Lame Duck Dominates Holidays for Older Idahoans as Doc Access Hangs in the Balance

Inaction in Coming Weeks Means 25% Pay Cut for ID Docs in Medicare, Driving Many out of the Program - AARP Presses for Fix

BOISE, Idaho, Nov. 23, 2010 /PRNewswire-USNewswire/ -- Turkey may be on the table of Idaho families this Thanksgiving, but it'll be Congress' "lame duck" session that's on the minds of many of the roughly 230,000 Idahoans on Medicare (15% of the state population).

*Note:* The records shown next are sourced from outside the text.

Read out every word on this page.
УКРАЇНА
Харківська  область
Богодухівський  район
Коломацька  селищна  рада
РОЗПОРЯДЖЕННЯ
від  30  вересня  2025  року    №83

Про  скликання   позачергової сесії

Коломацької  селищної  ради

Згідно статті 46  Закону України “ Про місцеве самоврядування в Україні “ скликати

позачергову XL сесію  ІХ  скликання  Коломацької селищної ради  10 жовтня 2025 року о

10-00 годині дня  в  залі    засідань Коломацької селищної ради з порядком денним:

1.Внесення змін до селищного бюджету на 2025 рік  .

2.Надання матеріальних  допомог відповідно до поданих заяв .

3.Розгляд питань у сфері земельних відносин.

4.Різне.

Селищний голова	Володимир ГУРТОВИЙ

Without Congressional action during the "lame duck" session, doctors in Idaho and across the nation will get a 25% pay cut under Medicare, forcing many out of the program, leaving older patients with no place to turn for needed medical care.

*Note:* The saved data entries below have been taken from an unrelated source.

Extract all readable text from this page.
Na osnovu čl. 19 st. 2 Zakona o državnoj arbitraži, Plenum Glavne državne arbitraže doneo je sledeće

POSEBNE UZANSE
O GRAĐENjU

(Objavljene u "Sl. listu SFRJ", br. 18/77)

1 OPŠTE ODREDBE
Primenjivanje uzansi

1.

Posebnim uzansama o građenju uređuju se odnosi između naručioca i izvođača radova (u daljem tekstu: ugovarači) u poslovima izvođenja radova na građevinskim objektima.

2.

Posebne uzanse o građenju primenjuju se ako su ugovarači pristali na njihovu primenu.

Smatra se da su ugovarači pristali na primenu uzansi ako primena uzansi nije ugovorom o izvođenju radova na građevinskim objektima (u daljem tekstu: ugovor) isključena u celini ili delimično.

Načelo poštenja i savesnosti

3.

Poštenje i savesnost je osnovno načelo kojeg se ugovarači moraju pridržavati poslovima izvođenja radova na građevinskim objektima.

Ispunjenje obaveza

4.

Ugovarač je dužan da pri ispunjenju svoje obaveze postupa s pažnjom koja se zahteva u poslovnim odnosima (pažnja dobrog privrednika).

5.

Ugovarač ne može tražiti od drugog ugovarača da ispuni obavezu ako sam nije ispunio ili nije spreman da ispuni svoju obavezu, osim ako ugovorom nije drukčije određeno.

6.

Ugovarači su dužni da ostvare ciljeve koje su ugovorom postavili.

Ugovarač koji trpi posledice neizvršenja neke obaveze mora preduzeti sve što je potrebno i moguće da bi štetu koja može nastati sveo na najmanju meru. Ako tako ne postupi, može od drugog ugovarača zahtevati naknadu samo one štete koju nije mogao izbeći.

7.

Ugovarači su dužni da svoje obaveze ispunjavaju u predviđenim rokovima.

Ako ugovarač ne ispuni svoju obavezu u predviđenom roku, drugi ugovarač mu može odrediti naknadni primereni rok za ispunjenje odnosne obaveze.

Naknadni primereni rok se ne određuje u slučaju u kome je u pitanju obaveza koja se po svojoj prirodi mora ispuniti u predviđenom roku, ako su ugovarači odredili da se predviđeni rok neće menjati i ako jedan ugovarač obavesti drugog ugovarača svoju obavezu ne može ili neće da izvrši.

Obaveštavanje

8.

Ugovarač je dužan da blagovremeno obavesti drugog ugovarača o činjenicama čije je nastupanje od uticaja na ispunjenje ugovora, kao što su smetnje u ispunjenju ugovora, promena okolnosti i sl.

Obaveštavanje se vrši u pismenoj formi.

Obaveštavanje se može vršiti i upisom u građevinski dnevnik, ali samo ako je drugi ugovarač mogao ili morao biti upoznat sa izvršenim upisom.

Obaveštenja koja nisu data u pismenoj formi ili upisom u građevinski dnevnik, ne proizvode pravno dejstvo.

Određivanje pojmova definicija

AARP is calling on Idaho's Members of Congress to address the issue and is launching an aggressive statewide campaign to help ensure the cuts don't go into effect.    

Last week the Senate voted to delay the cuts, which are set to hit December 1st, by one month – it's anticipated the House will echo the move after Thanksgiving.  If the House does not act, the cuts will go into effect, if they do pass a one month fix, the cuts won't go into effect until Jan 1st.  AARP is urging the House to pass the one month patch fix, and for Congress to then pass a one year fix for 2011, while a permanent solution can be addressed.  

"Having more of Idaho's already limited pool of doctors leave Medicare would be devastating to older patients, who every year around this time live in fear of the possibility of not being able to see their doctor," said Jim Wordelman, State Director of AARP in Idaho.  "Congress must address this issue, so doctors are not driven out of Medicare and Idaho's elderly are left with no options for health care."  

The issue hits particularly hard in Idaho as the state already has one of the lowest physician-to-patient ratios in the nation (ranking 49th), with 176 doctors per 100,000 population and 13 doctors per 1,000 Medicare beneficiaries.  Nearly half of Idaho's doctors are 50 or older, a point at which many start taking a reduced number of patients – leaving fewer doctors to tackle the needs of the state's growing elderly population.  

"AARP is urging Idaho's Members of Congress to fix this issue for at least the next year, during which we can all work towards a permanent solution," added Wordelman. 

The reason for the looming pay cut – a flawed Medicare physician payment formula which Congress has been forced to address every year for the last 8 years.  Over the next year, AARP will work with Members of Congress to permanently address the issue.

AARP is Idaho's largest membership organization with 180,000 members.